I was in this very situation 8 months ago... and the behaviors nearly identical to what you are describing.

Nthing the comments above. If they aren't hurting one another then there's no need to try and interfere or worry that they need to be separated - they're just working out the hierarchy.

We're 8 months in now and they still play pretty rough sometimes but... sometimes Liam (2 1/2 years) wins and the baby runs for the hills and sometimes Smash (10 months) wins and Liam will back down but they really are the best of friends now..also following each other around or curled up together as often as they are scrapping.

Good luck!!
posted by Weaslegirl at 6:42 PM on June 1, 2009

We introduced a new kitten to our 5-year-old cat six months ago.

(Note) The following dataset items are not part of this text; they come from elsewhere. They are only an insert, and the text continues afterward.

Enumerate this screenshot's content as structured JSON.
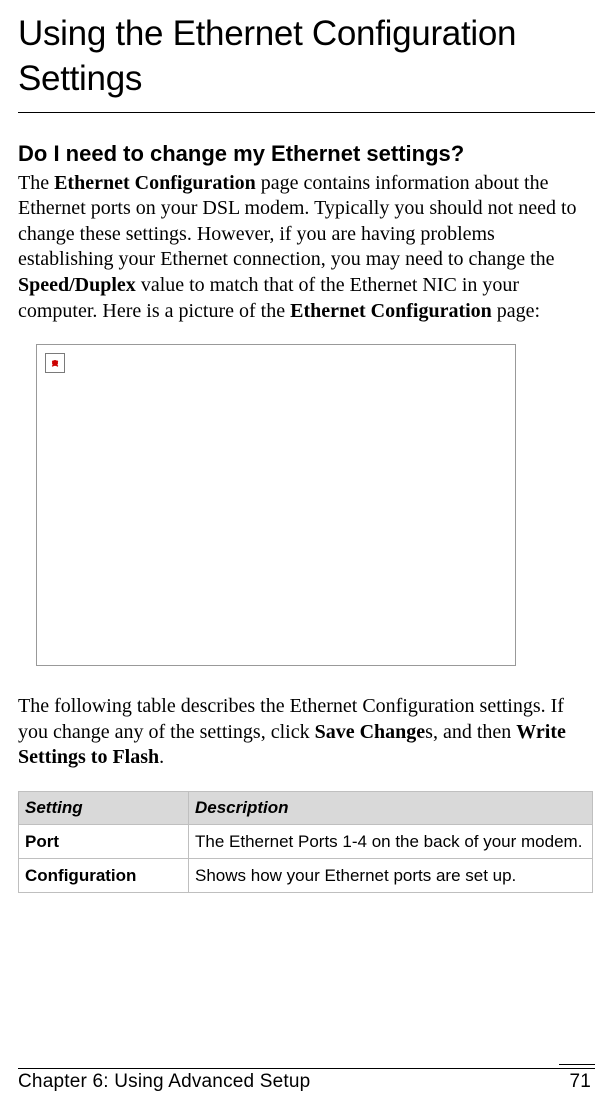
{
  "title": "Using the Ethernet Configuration Settings",
  "section_heading": "Do I need to change my Ethernet settings?",
  "para1_parts": {
    "a": "The ",
    "b": "Ethernet Configuration",
    "c": " page contains information about the Ethernet ports on your DSL modem. Typically you should not need to change these settings. However, if you are having problems establishing your Ethernet connection, you may need to change the ",
    "d": "Speed/Duplex",
    "e": " value to match that of the Ethernet NIC in your computer. Here is a picture of the ",
    "f": "Ethernet Configuration",
    "g": " page:"
  },
  "para2_parts": {
    "a": "The following table describes the Ethernet Configuration settings. If you change any of the settings, click ",
    "b": "Save Change",
    "c": "s, and then ",
    "d": "Write Settings to Flash",
    "e": "."
  },
  "table": {
    "headers": {
      "setting": "Setting",
      "description": "Description"
    },
    "rows": [
      {
        "setting": "Port",
        "description": "The Ethernet Ports 1-4 on the back of your modem."
      },
      {
        "setting": "Configuration",
        "description": "Shows how your Ethernet ports are set up."
      }
    ]
  },
  "footer": {
    "chapter": "Chapter 6: Using Advanced Setup",
    "page": "71"
  }
}
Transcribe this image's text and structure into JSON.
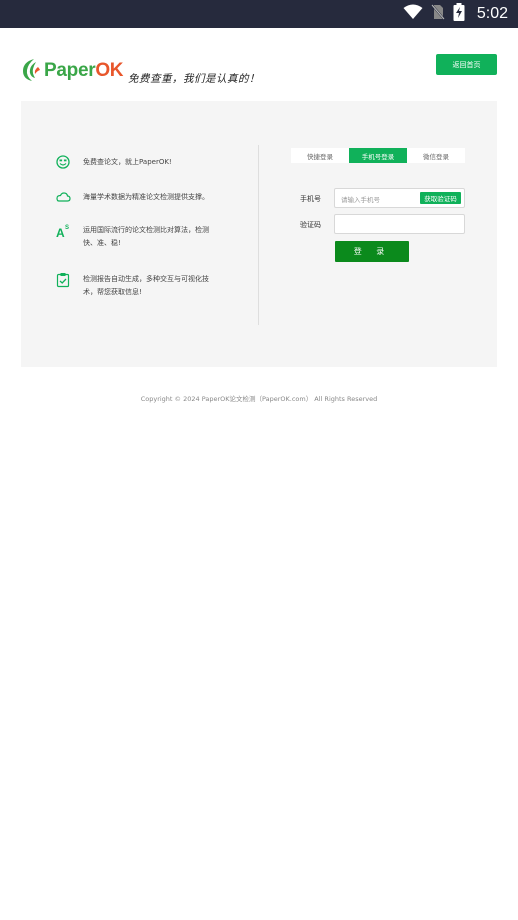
{
  "status_bar": {
    "time": "5:02",
    "icons": [
      "wifi-icon",
      "no-sim-icon",
      "battery-charging-icon"
    ]
  },
  "header": {
    "logo_main": "Paper",
    "logo_accent": "OK",
    "slogan": "免费查重，我们是认真的！",
    "back_button": "返回首页",
    "colors": {
      "brand_green": "#10b15a",
      "logo_green": "#3aa648",
      "logo_orange": "#e8562b"
    }
  },
  "features": [
    {
      "icon": "smile-icon",
      "text": "免费查论文，就上PaperOK!"
    },
    {
      "icon": "cloud-icon",
      "text": "海量学术数据为精准论文检测提供支撑。"
    },
    {
      "icon": "font-size-icon",
      "text": "运用国际流行的论文检测比对算法，检测快、准、稳!"
    },
    {
      "icon": "clipboard-check-icon",
      "text": "检测报告自动生成，多种交互与可视化技术，帮您获取信息!"
    }
  ],
  "login": {
    "tabs": [
      "快捷登录",
      "手机号登录",
      "微信登录"
    ],
    "active_tab": 1,
    "phone_label": "手机号",
    "phone_placeholder": "请输入手机号",
    "code_button": "获取验证码",
    "code_label": "验证码",
    "submit": "登 录"
  },
  "footer": {
    "copyright": "Copyright © 2024 PaperOK论文检测（PaperOK.com） All Rights Reserved"
  }
}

What you describe is exactly what happened with us, and it's basically settled in to routine now. For the most part the big one tries to ignore the little one. They're not best friends or anything, but they'll sit and sleep within a couple feet of each other quite happily. Twice a day though (early morning and late at night), they get all jumpy and it's time for Cat Wrestlemania. The big one hisses and grows, and they scrabble and chase all over the place. It freaked us out at first, but everyone we asked basically said, "When cats are *really* fighting, YOU'LL KNOW IT." Nobody's gotten hurt yet. We give 'em a squirt when they get really yowly at night.

I think you guys are fine...
posted by web-goddess at 6:48 PM on June 1, 2009

Response by poster: Thanks everyone, this definitely helped me set my mind at ease. I'm not leaving them alone together just yet, but I am definitely stepping up the process and interfering a lot less (and stressing a lot less!). Hopefully given time things will settle down.